Open cdeterman opened 7 years ago
Experimental refers to "the implementation passes tests, but the API is not stable, nor do we claim any kind of high performance nor robustness for corner cases."
(a classic implication of a contributed piece of functionality where the contributor is long gone)
A follow-up to this initial question. The output of the FFT results in the following output:
input_vec: [16](0,0,1,0,2,0,3,0,4,0,5,0,6,0,7,0)
output_vec: [16](28,0,-4,9.65685,-4,4,-4,1.65685,-4,0,-4,-1.65685,-4,-4,-4,-9.65685)
If I do the same thing in R I get the output:
fft(c(0,0,1,0,2,0,3,0,4,0,5,0,6,0,7,0))
[1] 28+0.000000i -4+9.656854i -4+4.000000i -4+1.656854i -4+0.000000i -4-1.656854i -4-4.000000i -4-9.656854i 28+0.000000i -4+9.656854i
[11] -4+4.000000i -4+1.656854i -4+0.000000i -4-1.656854i -4-4.000000i -4-9.656854i
Clearly these don't appear to be the same results. Firstly, the R version returns complex
numbers. As far as I understand, the OpenCL doesn't support complex
data types here correct? If that is the case, how are the numbers returned by ViennaCL actually produced? It is very important I understand the results here before I can produce any downstream use of this functionality.
Thanks
Apologies for the late response... :-/ Because ViennaCL doesn't have 'native' complex numbers, the FFT module uses an interleaved storage format. That is, even entries are the real parts, while odd entries are the imaginary part. In you example above, output_vec[0] and output_vec[1] describe the value 28 + 0*i.

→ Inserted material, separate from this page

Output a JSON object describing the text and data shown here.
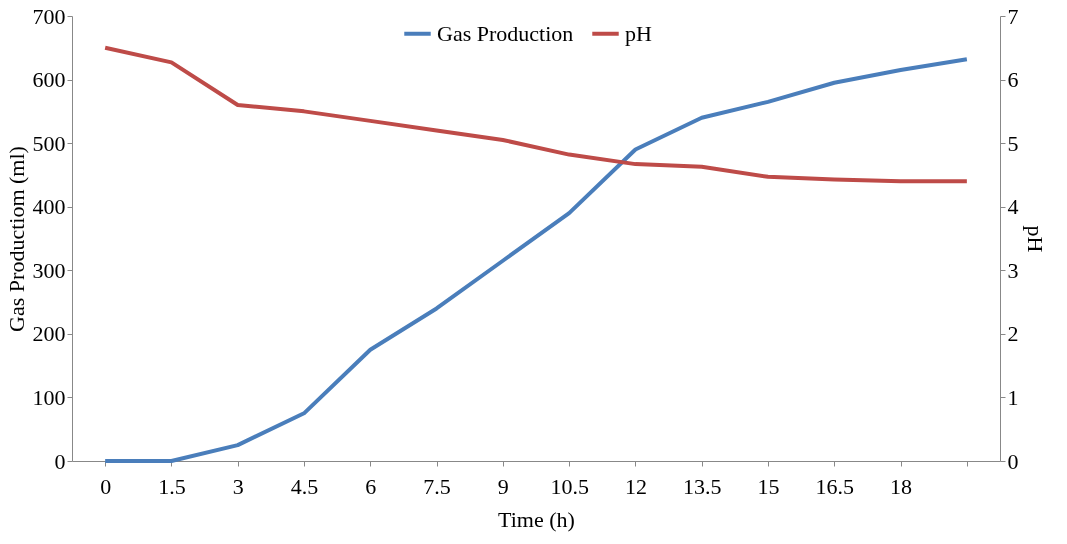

Ah, I see now, clever. That said though, I thought OpenCL does have complex
numbers. Here I find mention of complex
types in the 1.2 version of OpenCL here.
complex
is a reserved data type. This means that it may be introduced in a future standard as a native data type. Eventually. Or never...

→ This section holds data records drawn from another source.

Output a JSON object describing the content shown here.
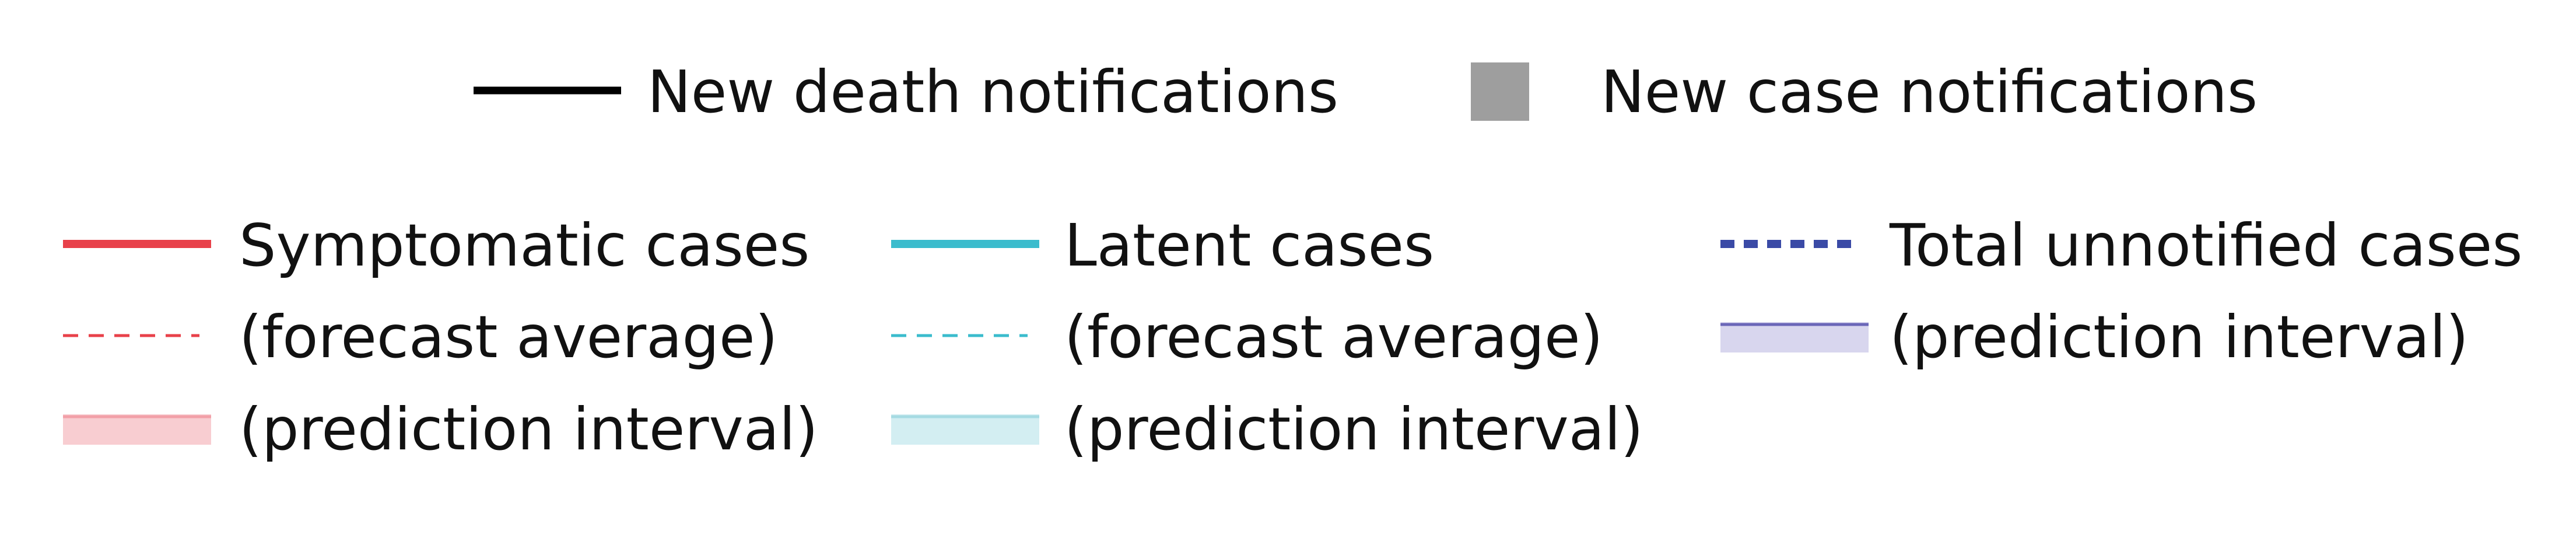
{
  "chart_data": {
    "type": "legend",
    "entries": [
      {
        "label": "New death notifications",
        "marker": "line",
        "color": "#000000",
        "style": "solid"
      },
      {
        "label": "New case notifications",
        "marker": "square",
        "color": "#9e9e9e"
      },
      {
        "label": "Symptomatic cases",
        "marker": "line",
        "color": "#e8414a",
        "style": "solid"
      },
      {
        "label": "(forecast average)",
        "marker": "line",
        "color": "#e8414a",
        "style": "dashed"
      },
      {
        "label": "(prediction interval)",
        "marker": "band",
        "color": "#e8414a"
      },
      {
        "label": "Latent cases",
        "marker": "line",
        "color": "#3bbccd",
        "style": "solid"
      },
      {
        "label": "(forecast average)",
        "marker": "line",
        "color": "#3bbccd",
        "style": "dashed"
      },
      {
        "label": "(prediction interval)",
        "marker": "band",
        "color": "#3bbccd"
      },
      {
        "label": "Total unnotified cases",
        "marker": "line",
        "color": "#3a4aa6",
        "style": "dotted"
      },
      {
        "label": "(prediction interval)",
        "marker": "band",
        "color": "#6a66b8"
      }
    ]
  }
}
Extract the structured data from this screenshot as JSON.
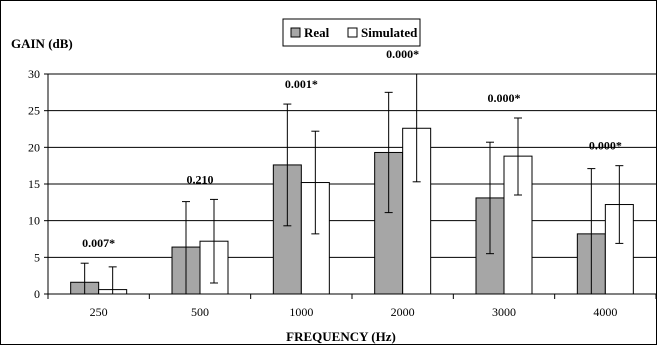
{
  "chart_data": {
    "type": "bar",
    "ylabel": "GAIN (dB)",
    "xlabel": "FREQUENCY (Hz)",
    "categories": [
      "250",
      "500",
      "1000",
      "2000",
      "3000",
      "4000"
    ],
    "ylim": [
      0,
      30
    ],
    "yticks": [
      0,
      5,
      10,
      15,
      20,
      25,
      30
    ],
    "grid": true,
    "legend_position": "top-center",
    "series": [
      {
        "name": "Real",
        "color": "#a6a6a6",
        "values": [
          1.6,
          6.4,
          17.6,
          19.3,
          13.1,
          8.2
        ],
        "error_low": [
          0,
          0,
          9.3,
          11.1,
          5.5,
          0
        ],
        "error_high": [
          4.2,
          12.6,
          25.9,
          27.5,
          20.7,
          17.1
        ]
      },
      {
        "name": "Simulated",
        "color": "#ffffff",
        "values": [
          0.6,
          7.2,
          15.2,
          22.6,
          18.8,
          12.2
        ],
        "error_low": [
          0,
          1.5,
          8.2,
          15.3,
          13.5,
          6.9
        ],
        "error_high": [
          3.7,
          12.9,
          22.2,
          30.0,
          24.0,
          17.5
        ]
      }
    ],
    "annotations": [
      "0.007*",
      "0.210",
      "0.001*",
      "0.000*",
      "0.000*",
      "0.000*"
    ]
  }
}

This said, it is possible to just come up with a custom complex data type within OpenCL kernels. The downside is that arithmetic operators are not automatically overloaded. Not a blocker, but not very joyful programming either...

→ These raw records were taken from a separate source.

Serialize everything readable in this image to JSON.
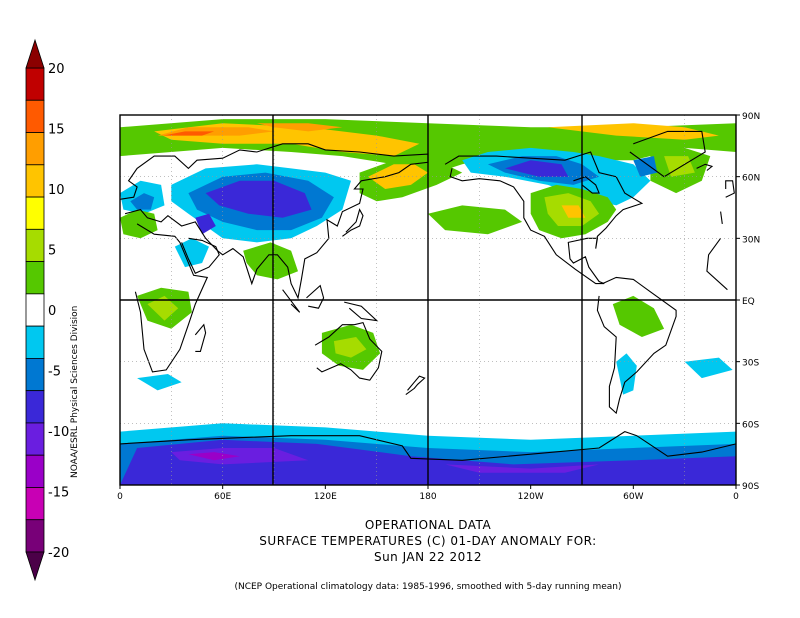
{
  "colorbar": {
    "labels": [
      "20",
      "15",
      "10",
      "5",
      "0",
      "-5",
      "-10",
      "-15",
      "-20"
    ],
    "colors": [
      "#c00000",
      "#ff5a00",
      "#ff9e00",
      "#ffc400",
      "#ffff00",
      "#a6dc00",
      "#55c800",
      "#ffffff",
      "#00c8f0",
      "#0078d2",
      "#3a28d8",
      "#6a1ee0",
      "#9a00c8",
      "#c800b4",
      "#780078"
    ]
  },
  "map": {
    "lat_labels": [
      "90N",
      "60N",
      "30N",
      "EQ",
      "30S",
      "60S",
      "90S"
    ],
    "lon_labels": [
      "0",
      "60E",
      "120E",
      "180",
      "120W",
      "60W",
      "0"
    ],
    "anomaly_colors": {
      "warm_light": "#a6dc00",
      "warm_green": "#55c800",
      "warm_yellow": "#ffc400",
      "warm_orange": "#ff9e00",
      "warm_red": "#ff5a00",
      "cool_cyan": "#00c8f0",
      "cool_blue": "#0078d2",
      "cool_indigo": "#3a28d8",
      "cool_purple": "#6a1ee0",
      "cool_violet": "#9a00c8"
    }
  },
  "credit": "NOAA/ESRL Physical Sciences Division",
  "caption": {
    "line1": "OPERATIONAL DATA",
    "line2": "SURFACE TEMPERATURES (C)   01-DAY ANOMALY FOR:",
    "line3": "Sun JAN 22 2012"
  },
  "footnote": "(NCEP Operational climatology data: 1985-1996, smoothed with 5-day running mean)"
}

One more thought before I close this issue. Is this different if using the CUDA backend? I know CUDA supports the complex
data type.
It also appears unclear the use for the real_to_complex
and complex_to_real
functions.
The three backends behave in the same way. No complex
is used for CUDA. After all, the user API needs to be consistent across all three backends.
real_to_complex
interleaves the input vector with zeros (for the imaginary part). complex_to_real
extracts the real part (even entries of the input vector) and writes them to the output vector.
@karlrupp it has occurred to me, is there a way to convert a real matrix to a complex matrix in viennacl? I only see the real_to_complex
method defined for vectors.
@karlrupp just curious about the implementation of real_to_complex
. This is important as I am trying setup an interface to use these 'complex' data types. How I handle a conversion from a 'real' to 'complex' type is therefore of great interest to me.
So what is your intended use? Do you want to compute a 2D-FFT for a matrix?
@karlrupp yes, I am looking to interface with clFFT as well which supports 2D-FFT as well. As it would expect a complex matrix (denoted at interleaved) I would like to be able to convert a 'real' matrix in to that 'complex' format which appears to be the case for vectors with real_to_complex
.
What about plugging the memory handle from a matrix into a vector and then call 'real_to_complex' for that wrapper vector?
@karlrupp I think that should work. Would that update the dimensions of the matrix as well or would another matrix need to be initialized from that memory handle?
In the documentation it is noted that FFT is experimental. How experimental are we talking about here? If I chose to develop a function that utilizes the FFT here am I able to consider it functional and stable enough for end users? I don't mind updated the API if necessary I just want to be sure the functions operate correctly.